The Fab Four are still worth £82 million to Liverpool's economy every year, with new research predicting that will increase in the future.
New research suggests that The Beatles are worth roughly £82 million per year to the economy of Liverpool.
The band’s legacy and the tourism interest generated also sustains an estimated 2,335 jobs in the city, according to research published on Monday (February 8th) that was commissioned by Liverpool City Council and conducted by the city’s two universities (Liverpool and John Moores).
Despite the fact that the Fab Four broke up 46 years ago and only Paul McCartney and Ringo Starr are alive, the report also suggests that the Beatles-related economy is growing by up to 15% every year, as the band’s material is becoming increasingly popular in places like Brazil and China alongside long-established fanbases in Europe and the States.
The Beatles are worth roughly £82 million to Liverpool's economy every year
Professor Simeon Yeates, the lead author of the report, recommended that Liverpool “maintain standards” to boost tourism.
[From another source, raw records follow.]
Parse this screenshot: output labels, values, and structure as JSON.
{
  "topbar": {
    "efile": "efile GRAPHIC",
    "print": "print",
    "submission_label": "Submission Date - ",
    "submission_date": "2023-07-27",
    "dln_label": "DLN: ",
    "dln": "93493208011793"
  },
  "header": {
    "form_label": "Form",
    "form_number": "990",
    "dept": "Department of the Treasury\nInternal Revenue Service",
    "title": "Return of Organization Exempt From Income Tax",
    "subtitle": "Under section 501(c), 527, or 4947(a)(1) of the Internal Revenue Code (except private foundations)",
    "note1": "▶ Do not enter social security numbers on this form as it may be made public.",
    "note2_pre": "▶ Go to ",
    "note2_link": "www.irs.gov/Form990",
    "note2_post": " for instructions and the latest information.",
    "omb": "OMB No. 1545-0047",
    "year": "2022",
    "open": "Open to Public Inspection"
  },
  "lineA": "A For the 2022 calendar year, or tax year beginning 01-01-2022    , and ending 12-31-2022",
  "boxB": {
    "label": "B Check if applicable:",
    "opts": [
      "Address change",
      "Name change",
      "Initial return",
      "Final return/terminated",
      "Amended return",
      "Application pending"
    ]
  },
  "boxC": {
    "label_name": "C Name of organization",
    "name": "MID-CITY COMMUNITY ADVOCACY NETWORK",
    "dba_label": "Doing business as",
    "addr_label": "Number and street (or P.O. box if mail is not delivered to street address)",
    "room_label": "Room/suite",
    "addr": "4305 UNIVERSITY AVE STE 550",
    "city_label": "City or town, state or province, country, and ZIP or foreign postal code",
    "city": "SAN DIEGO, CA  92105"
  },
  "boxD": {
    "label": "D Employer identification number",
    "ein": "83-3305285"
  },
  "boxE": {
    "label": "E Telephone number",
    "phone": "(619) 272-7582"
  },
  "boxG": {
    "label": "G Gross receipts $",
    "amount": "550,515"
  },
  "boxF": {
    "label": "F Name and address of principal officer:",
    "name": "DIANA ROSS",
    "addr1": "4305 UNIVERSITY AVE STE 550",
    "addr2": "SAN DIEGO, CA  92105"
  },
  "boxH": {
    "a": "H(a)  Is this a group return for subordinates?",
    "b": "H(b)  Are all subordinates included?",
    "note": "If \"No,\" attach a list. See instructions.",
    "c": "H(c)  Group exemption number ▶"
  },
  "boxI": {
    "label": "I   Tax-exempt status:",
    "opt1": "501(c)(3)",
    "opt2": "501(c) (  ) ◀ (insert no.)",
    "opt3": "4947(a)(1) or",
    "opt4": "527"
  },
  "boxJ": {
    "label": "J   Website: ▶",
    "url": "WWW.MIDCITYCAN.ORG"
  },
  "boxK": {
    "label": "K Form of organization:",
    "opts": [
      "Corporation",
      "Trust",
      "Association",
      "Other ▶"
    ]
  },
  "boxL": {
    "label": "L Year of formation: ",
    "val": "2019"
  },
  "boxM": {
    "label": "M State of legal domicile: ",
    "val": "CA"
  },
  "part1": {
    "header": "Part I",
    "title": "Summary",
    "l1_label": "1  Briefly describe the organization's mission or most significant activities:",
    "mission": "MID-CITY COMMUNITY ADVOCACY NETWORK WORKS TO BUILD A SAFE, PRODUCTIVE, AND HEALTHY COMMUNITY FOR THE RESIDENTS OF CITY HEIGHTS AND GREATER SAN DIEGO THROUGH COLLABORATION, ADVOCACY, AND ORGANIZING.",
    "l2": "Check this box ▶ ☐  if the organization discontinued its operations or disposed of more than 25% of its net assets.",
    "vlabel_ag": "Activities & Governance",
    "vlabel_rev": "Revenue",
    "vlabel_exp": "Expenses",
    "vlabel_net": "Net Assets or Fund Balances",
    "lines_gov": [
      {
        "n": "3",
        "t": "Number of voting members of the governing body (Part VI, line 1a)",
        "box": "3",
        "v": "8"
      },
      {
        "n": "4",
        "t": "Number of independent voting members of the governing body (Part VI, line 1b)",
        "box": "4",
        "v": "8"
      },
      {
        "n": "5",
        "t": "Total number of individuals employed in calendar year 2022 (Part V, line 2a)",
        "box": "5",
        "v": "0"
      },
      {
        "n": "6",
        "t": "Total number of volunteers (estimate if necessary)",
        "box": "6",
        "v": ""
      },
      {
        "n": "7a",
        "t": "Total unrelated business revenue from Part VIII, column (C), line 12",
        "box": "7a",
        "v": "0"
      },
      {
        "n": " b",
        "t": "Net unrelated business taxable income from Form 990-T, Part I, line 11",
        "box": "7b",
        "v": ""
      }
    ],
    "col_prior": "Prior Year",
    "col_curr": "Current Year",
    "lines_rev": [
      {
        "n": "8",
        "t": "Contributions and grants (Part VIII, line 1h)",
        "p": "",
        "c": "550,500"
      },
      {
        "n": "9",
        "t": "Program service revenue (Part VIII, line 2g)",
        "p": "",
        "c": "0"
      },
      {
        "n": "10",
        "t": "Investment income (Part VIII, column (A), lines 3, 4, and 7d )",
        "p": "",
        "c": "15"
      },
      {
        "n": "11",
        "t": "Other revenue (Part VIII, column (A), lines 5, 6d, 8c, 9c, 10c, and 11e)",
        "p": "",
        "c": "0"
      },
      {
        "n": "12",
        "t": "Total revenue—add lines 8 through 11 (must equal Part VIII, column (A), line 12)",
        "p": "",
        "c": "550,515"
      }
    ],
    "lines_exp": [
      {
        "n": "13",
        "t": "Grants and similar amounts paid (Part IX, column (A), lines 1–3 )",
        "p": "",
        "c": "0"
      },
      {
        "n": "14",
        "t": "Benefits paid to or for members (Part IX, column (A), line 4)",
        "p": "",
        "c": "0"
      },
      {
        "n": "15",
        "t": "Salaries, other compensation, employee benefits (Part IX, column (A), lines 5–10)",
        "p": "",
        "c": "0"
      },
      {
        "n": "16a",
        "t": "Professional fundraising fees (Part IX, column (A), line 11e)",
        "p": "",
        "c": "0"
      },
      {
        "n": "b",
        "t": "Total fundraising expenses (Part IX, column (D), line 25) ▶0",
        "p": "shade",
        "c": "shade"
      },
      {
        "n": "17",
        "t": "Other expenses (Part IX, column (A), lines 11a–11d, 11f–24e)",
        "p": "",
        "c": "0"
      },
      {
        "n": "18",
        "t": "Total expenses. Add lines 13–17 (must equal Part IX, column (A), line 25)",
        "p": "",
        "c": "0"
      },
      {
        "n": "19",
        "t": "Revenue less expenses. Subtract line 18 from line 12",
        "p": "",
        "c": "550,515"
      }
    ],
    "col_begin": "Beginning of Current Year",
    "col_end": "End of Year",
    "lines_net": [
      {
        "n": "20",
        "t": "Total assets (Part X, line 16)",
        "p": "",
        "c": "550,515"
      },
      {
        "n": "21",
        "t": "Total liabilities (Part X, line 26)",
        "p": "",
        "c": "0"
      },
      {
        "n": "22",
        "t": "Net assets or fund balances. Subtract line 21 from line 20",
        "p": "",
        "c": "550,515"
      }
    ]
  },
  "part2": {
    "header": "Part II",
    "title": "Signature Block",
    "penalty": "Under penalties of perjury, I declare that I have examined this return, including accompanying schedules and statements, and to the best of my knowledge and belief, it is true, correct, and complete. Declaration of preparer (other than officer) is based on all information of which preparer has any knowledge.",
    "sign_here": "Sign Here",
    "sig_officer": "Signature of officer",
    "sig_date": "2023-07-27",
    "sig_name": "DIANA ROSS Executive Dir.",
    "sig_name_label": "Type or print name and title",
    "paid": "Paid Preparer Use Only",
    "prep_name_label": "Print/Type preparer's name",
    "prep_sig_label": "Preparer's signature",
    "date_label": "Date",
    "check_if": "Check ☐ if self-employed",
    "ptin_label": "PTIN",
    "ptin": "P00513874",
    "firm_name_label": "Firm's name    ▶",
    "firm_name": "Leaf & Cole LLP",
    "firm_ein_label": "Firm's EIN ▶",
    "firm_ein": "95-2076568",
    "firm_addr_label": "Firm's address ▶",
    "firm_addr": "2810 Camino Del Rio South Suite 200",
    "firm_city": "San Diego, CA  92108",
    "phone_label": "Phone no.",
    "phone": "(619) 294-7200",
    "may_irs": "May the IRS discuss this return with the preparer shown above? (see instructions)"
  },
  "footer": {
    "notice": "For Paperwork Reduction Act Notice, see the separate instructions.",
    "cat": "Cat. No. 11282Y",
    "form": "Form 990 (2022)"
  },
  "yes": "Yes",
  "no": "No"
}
Councillor Richard Kemp, whose constituency includes Penny Lane (immortalised in the band’s song of the same name) and St. Barnabas’ Church, a rehearsal space for the group, said that tourism ought to “percolate” out from the city’s centre and ease congestion.
To that end, Kemp will propose that the Allerton Road area, near Penny Lane and where Lennon and McCartney would meet before rehearsals, could be developed as a “Beatles Homeland Quarter”.
Liverpool’s mayor Joe Anderson said in reaction to the research: “Everyone knows The Beatles have had a big impact on the city's past, but now we know exactly what that is and what we can do, together with other stakeholders, to ensure their impact on the city's future.”
A spokeswoman from the city’s council also said that the relocation of the British Music Experience from London to the city’s Cunard Building, opening in just a few months’ time, would also draw up to 200,000 visitors per year.